Thanks for flagging this SlideShare!

Oops! An error has occurred.

×
Saving this for later? Get the SlideShare app to save on your phone or tablet. Read anywhere, anytime – even offline.
Text the download link to your phone
Standard text messaging rates apply

Corporate lawyer on the need to review corporate governance

582

Published on

For best corporate lawyer in delhi,you can contact to KisleyPandey....
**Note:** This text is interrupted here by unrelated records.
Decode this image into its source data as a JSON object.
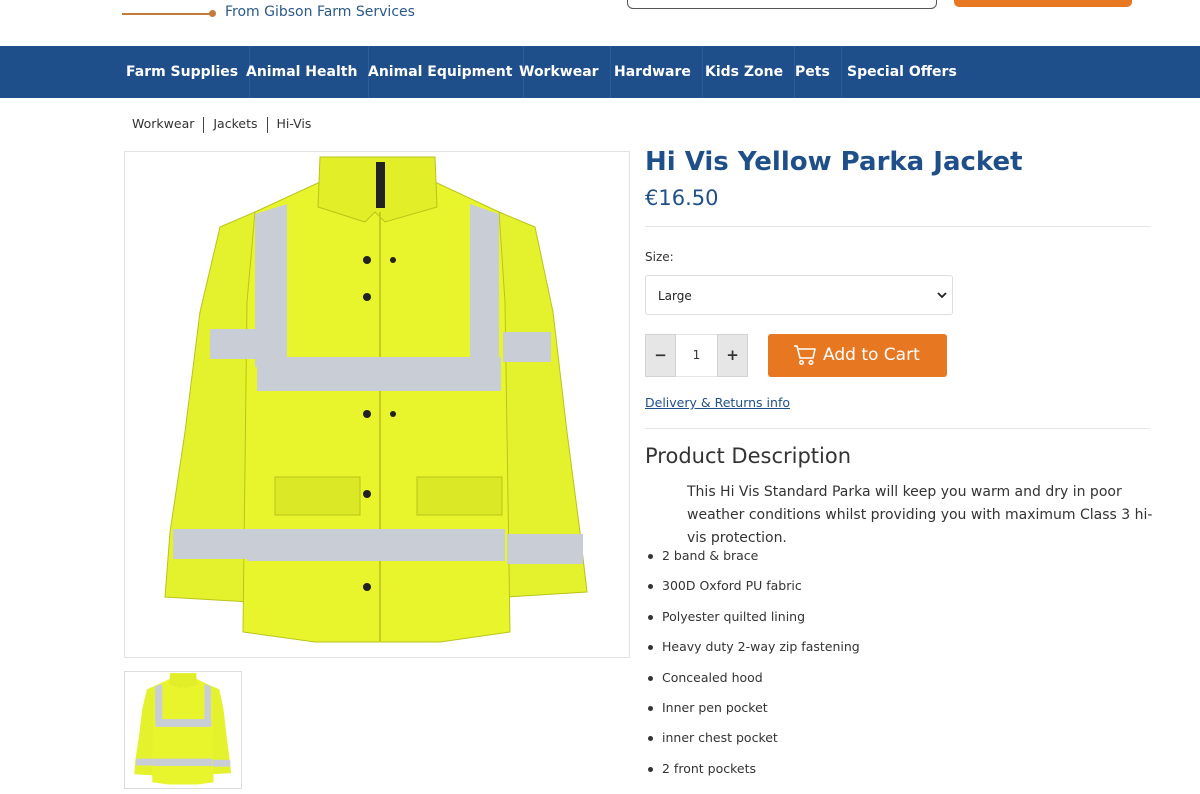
{
  "header": {
    "tagline": "From Gibson Farm Services"
  },
  "nav": {
    "items": [
      "Farm Supplies",
      "Animal Health",
      "Animal Equipment",
      "Workwear",
      "Hardware",
      "Kids Zone",
      "Pets",
      "Special Offers"
    ]
  },
  "breadcrumb": [
    "Workwear",
    "Jackets",
    "Hi-Vis"
  ],
  "product": {
    "title": "Hi Vis Yellow Parka Jacket",
    "price": "€16.50",
    "size_label": "Size:",
    "size_selected": "Large",
    "qty_minus": "−",
    "qty_value": "1",
    "qty_plus": "+",
    "add_to_cart": "Add to Cart",
    "delivery_link": "Delivery & Returns info",
    "description_heading": "Product Description",
    "description_text": "This Hi Vis Standard Parka will keep you warm and dry in poor weather conditions whilst providing you with maximum Class 3 hi-vis protection.",
    "features": [
      "2 band & brace",
      "300D Oxford PU fabric",
      "Polyester quilted lining",
      "Heavy duty 2-way zip fastening",
      "Concealed hood",
      "Inner pen pocket",
      "inner chest pocket",
      "2 front pockets"
    ]
  },
  "colors": {
    "brand_blue": "#1f4f8a",
    "accent_orange": "#e87722",
    "jacket_yellow": "#e6f52a"
  }
}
For best corporate lawyer in delhi,you can contact to KisleyPandey....

Published in: Law
0 Comments
10 Likes
Statistics
Notes
  • Be the first to comment

No Downloads
Views
Total Views
582
On Slideshare
0
From Embeds
0
Number of Embeds
1
Actions
Shares
0
Downloads
18
Comments
0
Likes
10
Embeds 0
No embeds

Report content
Flagged as inappropriate Flag as inappropriate
Flag as inappropriate

Select your reason for flagging this presentation as inappropriate.

Cancel
No notes for slide

Transcript

  • 1. Corporate Governance is an instrument for regulating and controlling the market and market forces by the government of There are many factors like globalisation, technology, open market operation and population are responsible for the frequent changes and fickleness in the market and it is the dire need that government must take serious initiatives to avoid Satyam like episodes.India.
  • 2. To averse the negative impact of corporate activities on society and market there is a need to review the Companies Act 2013. Stakeholders have raised concerns over various provisions of the new legislation and the Corporate Affairs Ministry has also held discussions with them to address the concerns.
  • 3. "Section 462 of the Act envisages relaxations in the form of not applying some provisions or applying them with exceptions or modifications to specific class/classes of companies"- India is bit slow in establishing corporate governance principles. The Companies Bill includes a number of new provisions aimed at improving the governance of public companies. The foundation of the Indian corporate governance model is influenced by the UK's governance model. Despite significant differences in the corporate structure of the two countries why India adopted the UK model is really a big concern.
  • 4. The Securities and Exchange Board of India (SEBI), recently issued a consultative paper on the review of Corporate Governance. SEBI goes on to propose making radical changes like the appointment of independent directors by minority shareholders and he/she must receive compulsory training and must pass a qualifying examinations and the adoption of principle based approach.
  • 5. "There is a need for appropriate training in a market as the nature of Indian economy remained closed for decades. To maintain transparency in the market and to invite foreign investors. No one would like to take interest in the instable and uncontrolled market, here forth a regulated and universal corporate governance model is the demand of current and evolving market. The recent SEBI proposals that he adoption of a corporate governance model should not be based on UK's model as the UK-based concepts should be adopted cautiously given the radical nature of certain proposals." - Kislay Pandey- Corporate Lawyer, the Supreme court of India.